Si les projets en cours en matière de biométrie concernent essentiellement à ce stade, les passeports et les visas, ils pourraient être étendus à la carte d'identité et à la carte grise.

Dans ce contexte, compte tenu du coût de ces techniques (un passeport biométrique coûte 4 fois plus cher qu'un passeport traditionnel) et du caractère interministériel des enjeux liés à la biométrie (sont ainsi notamment concernés le ministère de l'intérieur pour les cartes d'identité, les passeports et les titres de séjour, le ministère des affaires sociales pour les titres de travail et le ministère des affaires étrangères pour les visas) a été décidée la création d'une agence nationale des titres sécurisés. L'agence devrait être placée sous la tutelle du ministère de l'intérieur, mais dirigée par un conseil d'administration composé des différentes administrations concernées par la production de titres sécurisés.

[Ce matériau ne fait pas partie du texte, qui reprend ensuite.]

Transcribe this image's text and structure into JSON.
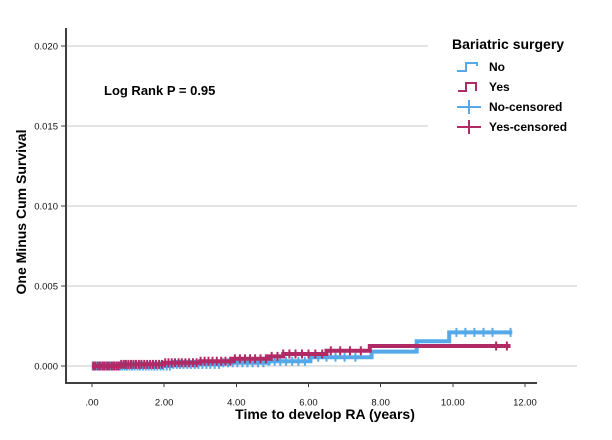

L'agence vise à regrouper en une structure unique l'ensemble des compétences relatives aux titres sécurisés, qui sont appelés à être produits de manière centralisée. Elle devrait être chargée de gérer la production et l'expédition de titres sécurisés, ainsi que d'assurer un soutien aux dispositifs locaux de délivrance. Toutefois, elle ne pourra assurer la production des titres sécurisés par elle-même : la loi n° 93-1419 du 31 décembre 1993 confie à l'Imprimerie nationale le monopole de la fabrication des titres réglementaires.

Elle devrait permettre à la France de respecter les normes et les délais fixés au niveau international en ce qui concerne l'emploi des nouvelles technologies pour la production des titres sécurisés. Elle devra offrir à l'Etat les solutions les plus compétitives au plan technique et industriel et mutualiser les achats d'équipements nécessaires à l'exploitation des titres.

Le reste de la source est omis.